Jerzy Dudek punktuje Michniewicza. "Niech się skupi na swojej pracy"

- Trener Michniewicz się chyba trochę pogubił. Najpierw w "Kanale Sportowym" zaczął się tłumaczyć z całej afery, a tydzień później już powiedział, że nic nie pamięta - mówi Jerzy Dudek w rozmowie z "Faktem" na temat zamieszania wokół selekcjonera reprezentacji Polski jego domniemanych związków z szefem piłkarskiej mafii Ryszardem "Fryzjerem" Forbrichem.

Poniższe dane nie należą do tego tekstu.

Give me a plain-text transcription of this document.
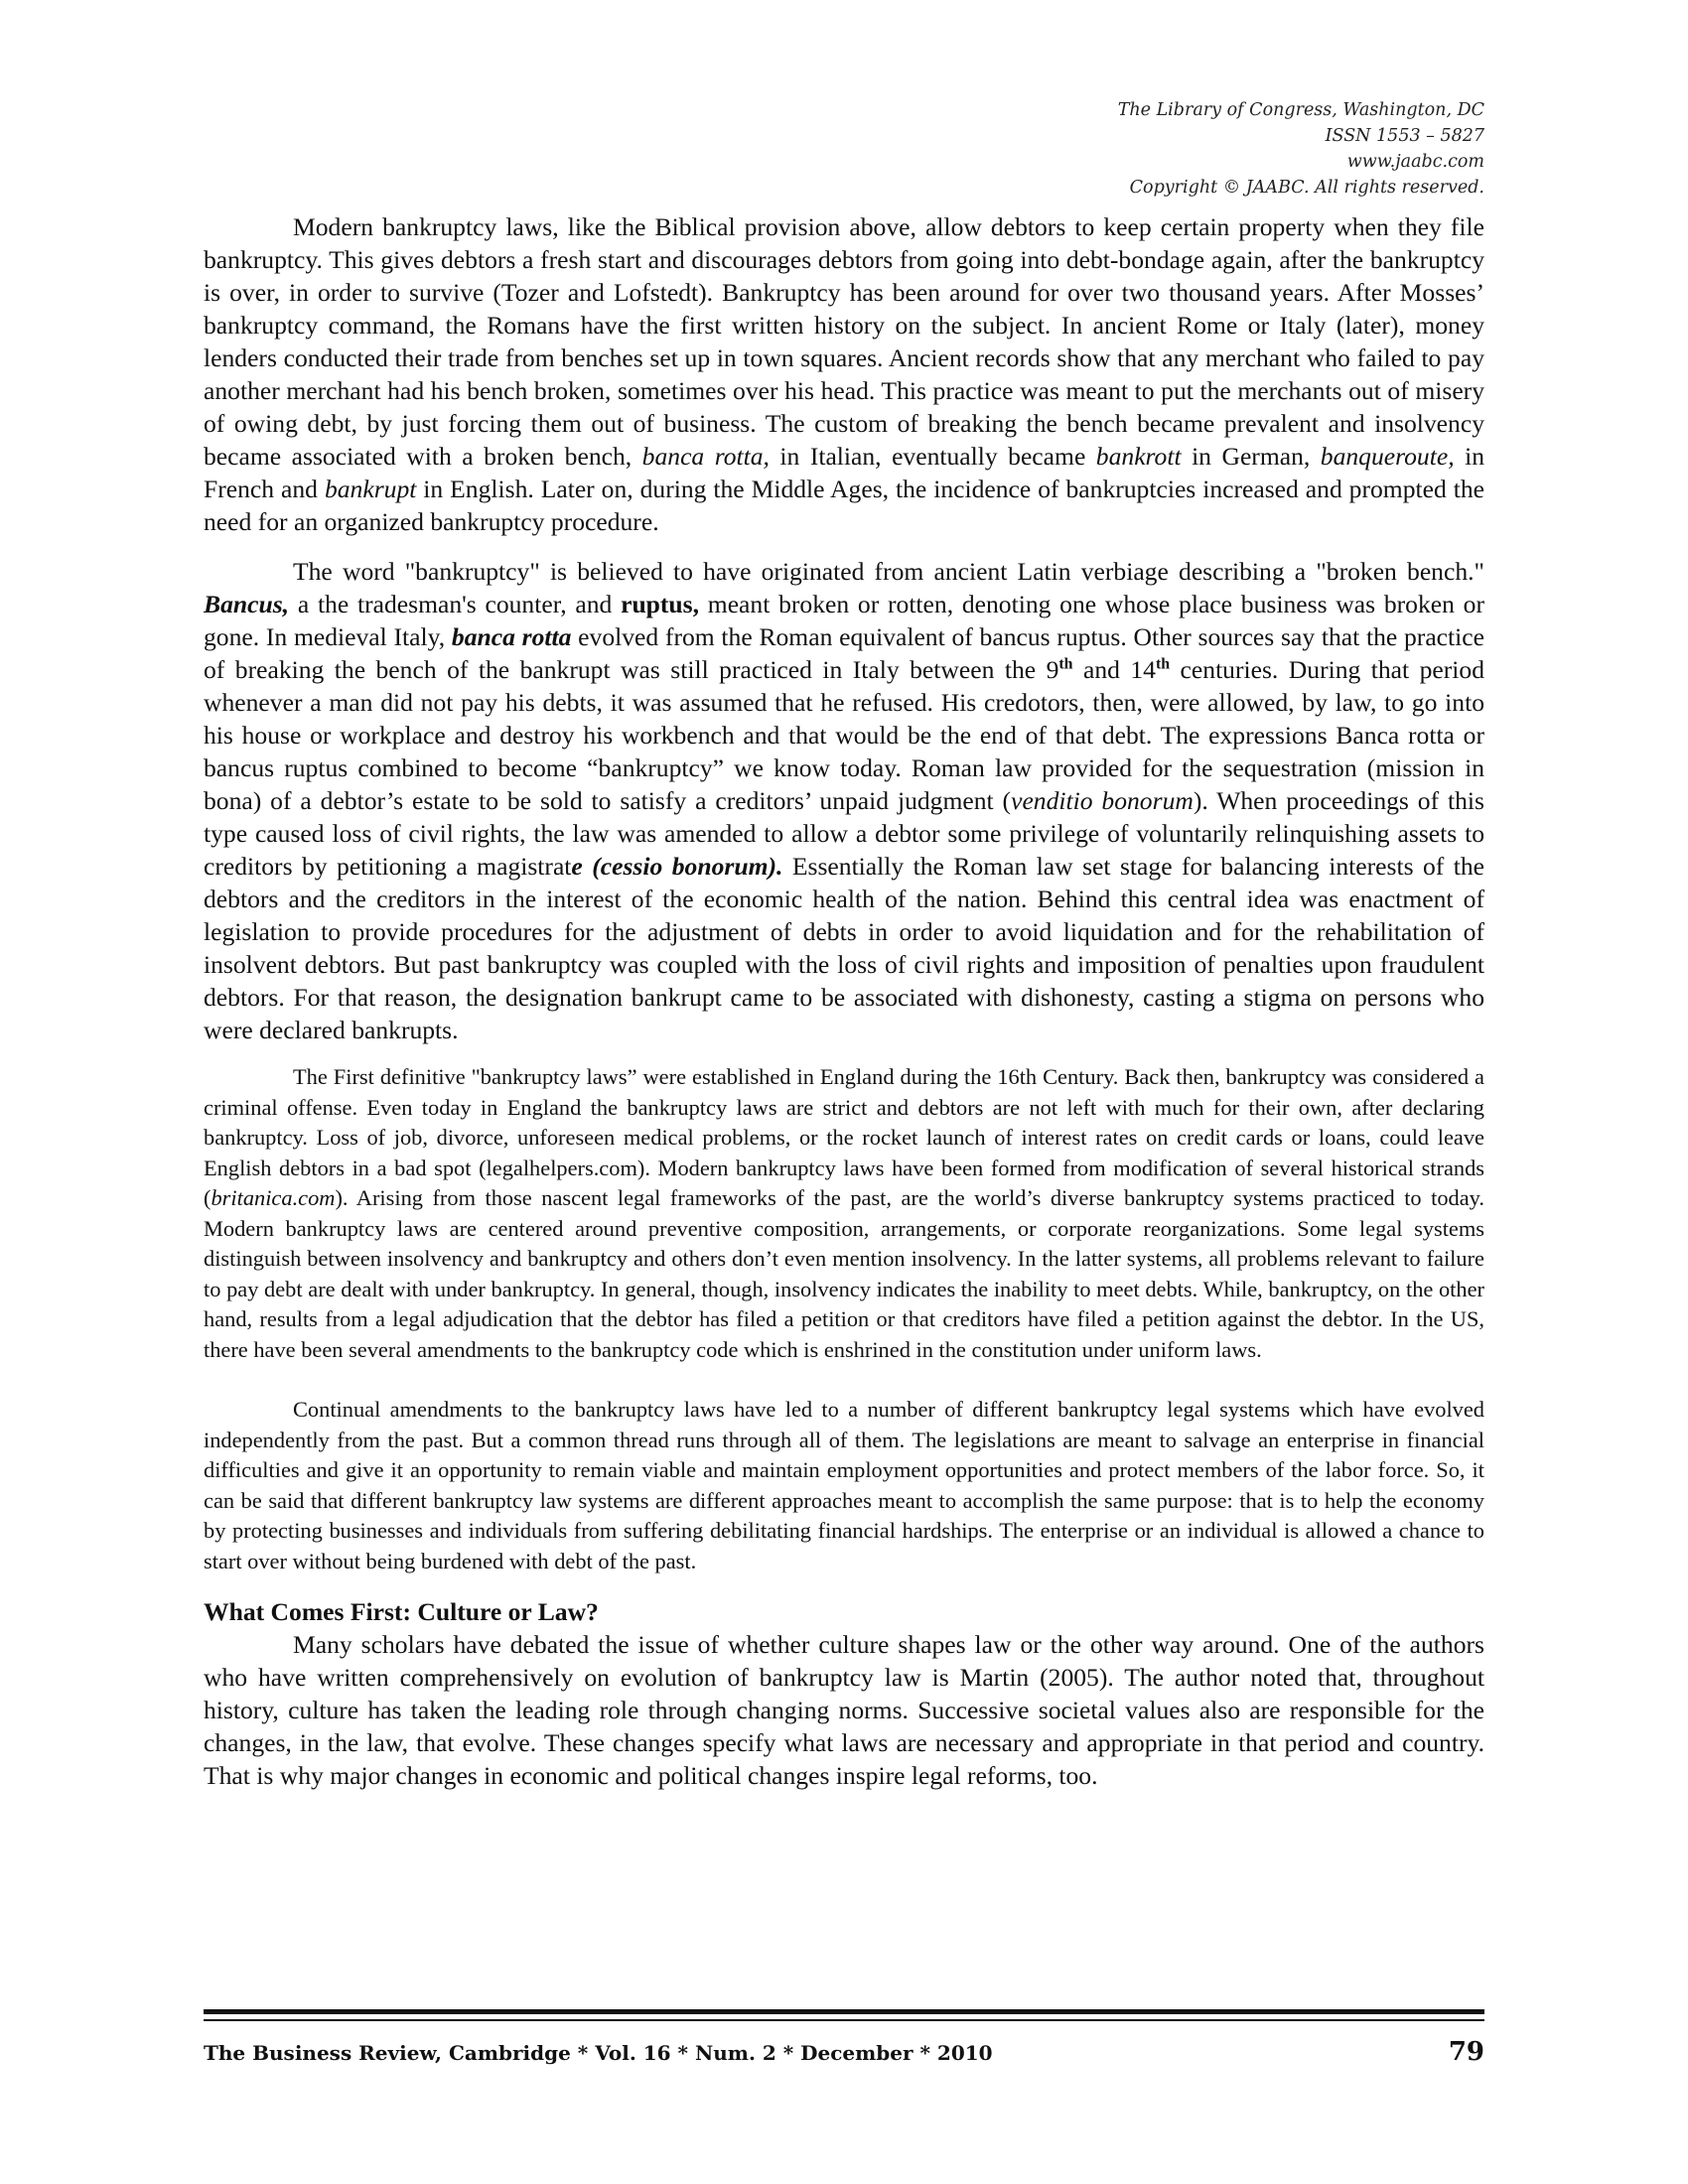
The Library of Congress, Washington, DC
ISSN 1553 – 5827
www.jaabc.com
Copyright © JAABC. All rights reserved.

Modern bankruptcy laws, like the Biblical provision above, allow debtors to keep certain property when they file bankruptcy. This gives debtors a fresh start and discourages debtors from going into debt-bondage again, after the bankruptcy is over, in order to survive (Tozer and Lofstedt). Bankruptcy has been around for over two thousand years. After Mosses’ bankruptcy command, the Romans have the first written history on the subject. In ancient Rome or Italy (later), money lenders conducted their trade from benches set up in town squares. Ancient records show that any merchant who failed to pay another merchant had his bench broken, sometimes over his head. This practice was meant to put the merchants out of misery of owing debt, by just forcing them out of business. The custom of breaking the bench became prevalent and insolvency became associated with a broken bench, banca rotta, in Italian, eventually became bankrott in German, banqueroute, in French and bankrupt in English. Later on, during the Middle Ages, the incidence of bankruptcies increased and prompted the need for an organized bankruptcy procedure.

The word "bankruptcy" is believed to have originated from ancient Latin verbiage describing a "broken bench." Bancus, a the tradesman's counter, and ruptus, meant broken or rotten, denoting one whose place business was broken or gone. In medieval Italy, banca rotta evolved from the Roman equivalent of bancus ruptus. Other sources say that the practice of breaking the bench of the bankrupt was still practiced in Italy between the 9th and 14th centuries. During that period whenever a man did not pay his debts, it was assumed that he refused. His credotors, then, were allowed, by law, to go into his house or workplace and destroy his workbench and that would be the end of that debt. The expressions Banca rotta or bancus ruptus combined to become “bankruptcy” we know today. Roman law provided for the sequestration (mission in bona) of a debtor’s estate to be sold to satisfy a creditors’ unpaid judgment (venditio bonorum). When proceedings of this type caused loss of civil rights, the law was amended to allow a debtor some privilege of voluntarily relinquishing assets to creditors by petitioning a magistrate (cessio bonorum). Essentially the Roman law set stage for balancing interests of the debtors and the creditors in the interest of the economic health of the nation. Behind this central idea was enactment of legislation to provide procedures for the adjustment of debts in order to avoid liquidation and for the rehabilitation of insolvent debtors. But past bankruptcy was coupled with the loss of civil rights and imposition of penalties upon fraudulent debtors. For that reason, the designation bankrupt came to be associated with dishonesty, casting a stigma on persons who were declared bankrupts.

The First definitive "bankruptcy laws” were established in England during the 16th Century. Back then, bankruptcy was considered a criminal offense. Even today in England the bankruptcy laws are strict and debtors are not left with much for their own, after declaring bankruptcy. Loss of job, divorce, unforeseen medical problems, or the rocket launch of interest rates on credit cards or loans, could leave English debtors in a bad spot (legalhelpers.com). Modern bankruptcy laws have been formed from modification of several historical strands (britanica.com). Arising from those nascent legal frameworks of the past, are the world’s diverse bankruptcy systems practiced to today. Modern bankruptcy laws are centered around preventive composition, arrangements, or corporate reorganizations. Some legal systems distinguish between insolvency and bankruptcy and others don’t even mention insolvency. In the latter systems, all problems relevant to failure to pay debt are dealt with under bankruptcy. In general, though, insolvency indicates the inability to meet debts. While, bankruptcy, on the other hand, results from a legal adjudication that the debtor has filed a petition or that creditors have filed a petition against the debtor. In the US, there have been several amendments to the bankruptcy code which is enshrined in the constitution under uniform laws.

Continual amendments to the bankruptcy laws have led to a number of different bankruptcy legal systems which have evolved independently from the past. But a common thread runs through all of them. The legislations are meant to salvage an enterprise in financial difficulties and give it an opportunity to remain viable and maintain employment opportunities and protect members of the labor force. So, it can be said that different bankruptcy law systems are different approaches meant to accomplish the same purpose: that is to help the economy by protecting businesses and individuals from suffering debilitating financial hardships. The enterprise or an individual is allowed a chance to start over without being burdened with debt of the past.

What Comes First: Culture or Law?

Many scholars have debated the issue of whether culture shapes law or the other way around. One of the authors who have written comprehensively on evolution of bankruptcy law is Martin (2005). The author noted that, throughout history, culture has taken the leading role through changing norms. Successive societal values also are responsible for the changes, in the law, that evolve. These changes specify what laws are necessary and appropriate in that period and country. That is why major changes in economic and political changes inspire legal reforms, too.

The Business Review, Cambridge * Vol. 16 * Num. 2 * December * 2010	79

Piłkarskim tematem numer jeden w Polsce pozostaje konflikt pomiędzy Czesławem Michniewiczem i redaktorem Wirtualnej Polski Szymonem Jadczakiem. Kilka dni temu ukazał się obszerny artykuł przygotowany przez dziennikarza, w którym ten prześledził powiązania obecnego selekcjonera reprezentacji Polski z szefem piłkarskiej mafii "Fryzjerem". Z publikacji dowiedzieliśmy się m.in., że Michniewicz odbył aż 27 godzin rozmów telefonicznych z przestępcą. W czasach gdy prowadził Lecha Poznań, przy aż 11 meczach tej drużyny miało dojść do korupcji lub też jej próby

Zobacz wideo Ile Robert Lewandowski zarobi, jeśli przejdzie do Barcelony?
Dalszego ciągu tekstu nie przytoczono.